Langfristige Abschätzungen besagen, dass Brände in den borealen Wäldern rund 700 Millionen Tonnen Kohlendioxid jährlich freisetzen. Das entspricht in etwa der Menge an CO2-Emissionen, die Deutschland 2019 abgegeben hat, ohne Landnutzung und Forstwirtschaft.
Die Behörden scheinen angesichts der schieren Anzahl an Bränden machtlos und das seit Jahren. Selbst nach konservativen Schätzungen verbrannten in Russland alleine zwischen 2010 und 2014 insgesamt elf Millionen Hektar Wald. So gibt es zumindest die Avialesookhrana, die russische Feuerwehrspezialeinheit zur Waldbrandbekämpfung aus der Luft an. Die in diesem Zeitraum verbrannte Fläche entspricht in etwa der gesamten Waldfläche Deutschlands. „Zu Zeiten der Sowjetunion gab es noch eine bessere Waldbrandbekämpfung“, sagt Referent Markus Radday. Aber die sei nach deren Zusammenbruch den Sparmaßnahmen zum Opfer gefallen.
Die russische Forstwirtschaft dringt immer weiter vor
Doch allein die Feuerwehr wieder aufzurüsten, wäre ein Kraftakt, der voraussichtlich nicht leistbar ist. „Der Holzeinschlag arbeitet sich immer weiter in die bisher noch ungenutzten Primärwälder vor“, sagt Susanne Winter. In bisher ökologisch völlig intakten Flächen komme es zum Kahlschlag. „Wo die Menschen vordringen, kommt es schnell zu weiteren Bränden."

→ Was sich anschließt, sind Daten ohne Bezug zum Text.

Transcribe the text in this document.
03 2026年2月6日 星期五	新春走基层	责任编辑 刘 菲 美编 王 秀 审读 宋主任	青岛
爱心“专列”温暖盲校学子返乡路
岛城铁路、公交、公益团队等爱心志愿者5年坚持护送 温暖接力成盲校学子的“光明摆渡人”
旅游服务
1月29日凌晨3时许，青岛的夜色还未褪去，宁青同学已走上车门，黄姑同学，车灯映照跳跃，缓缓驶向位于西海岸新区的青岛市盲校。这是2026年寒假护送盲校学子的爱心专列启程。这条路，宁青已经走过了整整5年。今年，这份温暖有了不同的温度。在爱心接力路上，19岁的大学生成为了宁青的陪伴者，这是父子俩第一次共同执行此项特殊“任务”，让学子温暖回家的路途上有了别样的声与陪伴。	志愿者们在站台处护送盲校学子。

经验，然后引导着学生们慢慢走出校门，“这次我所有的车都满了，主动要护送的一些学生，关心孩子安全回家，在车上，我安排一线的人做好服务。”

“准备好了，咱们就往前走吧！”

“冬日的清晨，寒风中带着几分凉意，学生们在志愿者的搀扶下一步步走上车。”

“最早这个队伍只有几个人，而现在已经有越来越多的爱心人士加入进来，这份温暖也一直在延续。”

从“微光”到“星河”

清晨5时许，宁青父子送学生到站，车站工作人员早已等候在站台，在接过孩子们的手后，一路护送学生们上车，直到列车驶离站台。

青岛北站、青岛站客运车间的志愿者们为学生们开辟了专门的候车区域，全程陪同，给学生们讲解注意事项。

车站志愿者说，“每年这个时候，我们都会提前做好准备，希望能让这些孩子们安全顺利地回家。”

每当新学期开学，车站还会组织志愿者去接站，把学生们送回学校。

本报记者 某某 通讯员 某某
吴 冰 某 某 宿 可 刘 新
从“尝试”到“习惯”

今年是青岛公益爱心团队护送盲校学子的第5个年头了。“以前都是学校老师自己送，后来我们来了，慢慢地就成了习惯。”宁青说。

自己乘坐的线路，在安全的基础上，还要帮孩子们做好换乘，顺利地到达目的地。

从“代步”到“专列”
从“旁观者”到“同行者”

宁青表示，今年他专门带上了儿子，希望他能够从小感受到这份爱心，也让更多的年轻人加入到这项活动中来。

Waldverlust kann sogar dafür sorgen, dass die Region nur noch weniger Wasser speichern kann. Die Zahl der Überschwemmungen steigt dadurch. Waldbrände führen zudem dazu, dass die übrig gebliebenen Bäume geschwächt sind und endgültig absterben. Insekten wie Borkenkäfer vermehren sich dann lokal massenhaft und greifen die übrig gebliebenen Wälder an. Da die russische Regierung die Einschlagskonzessionen vergibt, lässt sich der Holzeinschlag kaum beeinflussen.“, sagt Susanne Winter.“
„Der Holzeinschlag arbeitet sich immer weiter in die bisher noch ungenutzten Primärwälder vor.“
Auch Konsumenten in Deutschland können Druck ausüben
Werden vermehrt Städte in Rauch eingehüllt, könnte das aber zu einem Umdenken in der Bevölkerung führen. Denn in den borealen Wäldern brennt nicht nur das Holz, sondern auch der Torf im Boden – und gerade das ist Markus Radday zufolge sehr gesundheitsschädlich. Der bei den Bränden entstehende Rauch ist vor allem für Menschen mit Atemwegs- und Herzkreislauferkrankungen sowie für Senioren und Kleinkinder ein Gesundheitsrisiko, denn er enthält giftige Stoffe wie Kohlenmonoxid, Feinstaub und Stickoxide.